In celebration of Labor Day on May 1, the Associated Labor Unions (ALU)-Associated Philippine Seafarers Union (APSU) Youth called on national leaders to protect young workers who have been severely affected by the COVID-19 pandemic.
Young workers aged 15-34 made up 45% of the Philippines’ labor force in 2019. They are employed in wholesale and retail trade, accommodation and food service activities, construction, and transportation and storage. These are sectors hardest hit by the pandemic.
One out of six young people in the world has stopped working since the start of the COVID-19 crisis according to the International Labour Organization in May 2020. In April 2020, the Philippines reached its highest unemployment rate of 17.7%, of which 60% were young workers.
ALU Southern Mindanao Region Education and Information Officer, Melba Tampakan said “young workers are the first to experience job insecurity, income reduction or loss, and precarious work arrangements. The pandemic also disrupted education and training.”
ALU National Education and Information Officer Geraldine Grace Hoggang added that these impacts on young workers also affected their mental well-being.

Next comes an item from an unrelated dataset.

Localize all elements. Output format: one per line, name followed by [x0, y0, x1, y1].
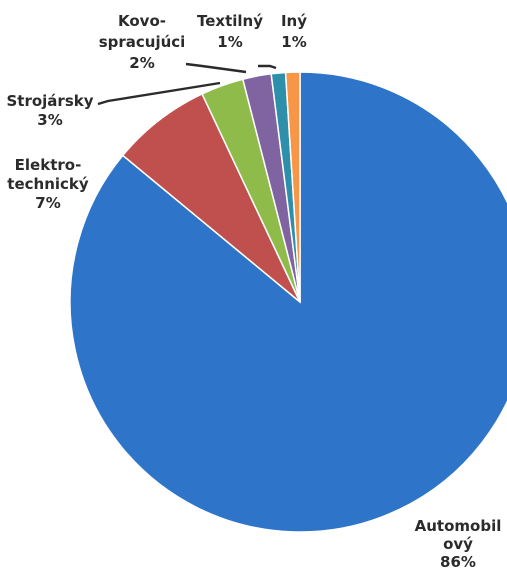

“The fear of contracting the virus, work-life imbalance caused by new work arrangements, and economic losses have caused stress and anxiety among young workers, affecting their mental well-being. Young workers are also more vulnerable to violence and harassment,” Hoggang said.
The young workers five-point call were for the government to:
1. Preserve employment and create new jobs especially those that respond to the public health crisis; ensure just transition to a green economy; and expand opportunities in science and technology, engineering, math, and other fields that address the impacts of Industry 4.0.
2. Enforce labor standards especially on wages and wage-related benefits, safety and health, social protection, and uphold rights to organize and collective bargaining to protect workers, especially young workers against exploitation, unsafe work conditions, unfair labor practices, and red-tagging.
3. Effectively prevent, detect, isolate, treat, and control COVID-19 infections; and address the challenges in the country’s medical and health systems and infrastructures to save lives and for the economy to recover.
4. Include young workers’ representation in decision-making structures and processes, including in COVID-19 response and recovery planning, monitoring, and evaluation.
5. Promote gender equality and end gender-based violence by ratifying the ILO Convention 190.
Aside from calling on leaders, APSU Industrial Relations Officer Mark Angelo Tolentino also reminded that young workers should also organize into unions which would help them protect their rights.
“We call on employers, managers and government officials to heed and act on these demands for a better normal. More importantly, we call on our fellow young workers to unite and stand up. Join the trade union movement and amplify young workers’ issues and influence change,” Tolentino said.